思路:题目中已经有了源点S和汇点T,再添加附加源点SS和汇点TT,原图中的边的容量为INF(因为没有上限),若in[i]>0则SS向i连边容量为in[i],若in[i]<0则i向TT连边容量为-in[i],跑一次最大流,然后T向S连容量为INF的边,再跑一次最大流,判断SS的出边是否满流,若不满流则无解,否则有解输出边(T,S)的流量。
另外这类题看这里详解:点击打开链接
代码:
#include <iostream>
#include <functional>
#include <cstdio>
#include <cstring>
#include <algorithm>
#include <cmath>
#include <string>
#include <map>
#include <stack>
#include <vector>
#include <set>
#include <queue>
#pragma comment (linker,"/STACK:102400000,102400000")
#define pi acos(-1.0)
#define eps 1e-6
#define lson rt<<1,l,mid
#define rson rt<<1|1,mid+1,r
#define FRE(i,a,b) for(i = a; i <= b; i++)
#define FREE(i,a,b) for(i = a; i >= b; i--)
#define FRL(i,a,b) for(i = a; i < b; i++)
#define FRLL(i,a,b) for(i = a; i > b; i--)
#define mem(t, v) memset ((t) , v, sizeof(t))

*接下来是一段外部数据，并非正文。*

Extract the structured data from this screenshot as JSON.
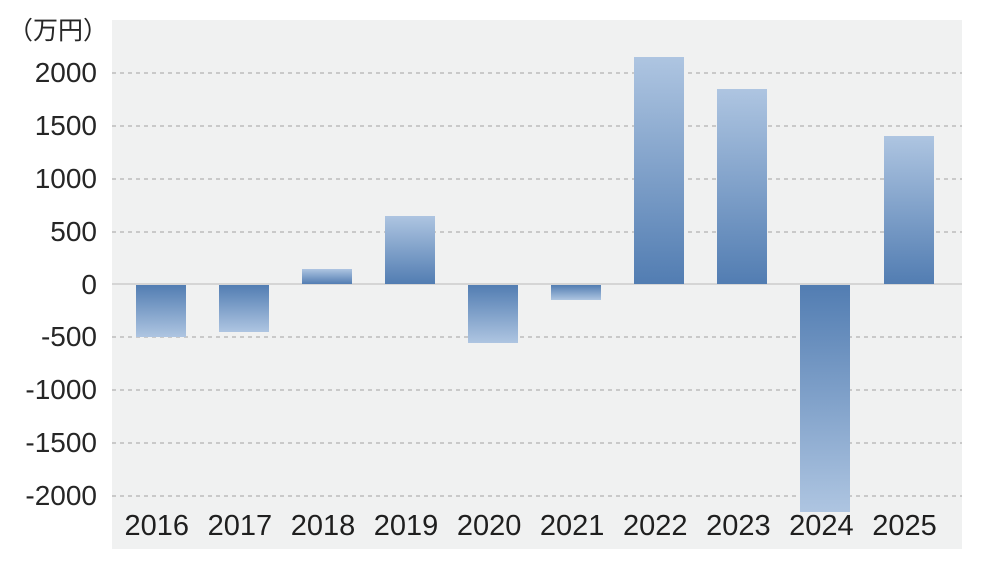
{
  "chart_data": {
    "type": "bar",
    "title": "",
    "unit_label": "（万円）",
    "xlabel": "",
    "ylabel": "万円",
    "categories": [
      "2016",
      "2017",
      "2018",
      "2019",
      "2020",
      "2021",
      "2022",
      "2023",
      "2024",
      "2025"
    ],
    "values": [
      -500,
      -450,
      150,
      650,
      -550,
      -150,
      2150,
      1850,
      -2150,
      1400
    ],
    "yticks": [
      2000,
      1500,
      1000,
      500,
      0,
      -500,
      -1000,
      -1500,
      -2000
    ],
    "ylim": [
      -2500,
      2500
    ],
    "legend": "none",
    "grid": "horizontal-dashed",
    "colors": {
      "plot_background": "#f0f1f1",
      "gridline": "#c9c9c9",
      "zero_line": "#d5d5d5",
      "bar_tip": "#aec5e1",
      "bar_base": "#527db2",
      "text": "#262626"
    }
  }
}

#define sf(n) scanf("%d", &n)
#define sff(a,b) scanf("%d %d", &a, &b)
#define sfff(a,b,c) scanf("%d %d %d", &a, &b, &c)
#define pf printf
#define DBG pf("Hi\n")
typedef long long ll;
using namespace std;
#define INF 0x3f3f3f3f
#define mod 1000000009
const int maxn = 1005;
const int MAXN = 2005;
const int MAXM = 200010;
struct Edge
{
int to,next,cap,flow;
}edge[MAXM];
int tol;
int head[MAXN];
int gap[MAXN],dep[MAXN],pre[MAXN],cur[MAXN];
int n,m;
char s1[10],s2[10];
int in[MAXN];
int S,T,SS,TT;
void init()
{
tol=0;
memset(head,-1,sizeof(head));
memset(in,0,sizeof(in));
}
//加边,单向图三个参数,双向图四个参数
void addedge(int u,int v,int w,int rw=0)
{
edge[tol].to=v; edge[tol].cap=w; edge[tol].next=head[u];
edge[tol].flow=0; head[u]=tol++;
edge[tol].to=u; edge[tol].cap=rw; edge[tol].next=head[v];
edge[tol].flow=0; head[v]=tol++;
}
//输入参数:起点,终点,点的总数
//点的编号没有影响,只要输入点的总数
int sap(int start,int end,int N)
{
memset(gap,0,sizeof(gap));
memset(dep,0,sizeof(dep));
memcpy(cur,head,sizeof(head));
int u=start;
pre[u]=-1;
gap[0]=N;
int ans=0;
while (dep[start]<N)
{
if (u==end)
{
int Min=INF;
for (int i=pre[u];i!=-1;i=pre[edge[i^1].to])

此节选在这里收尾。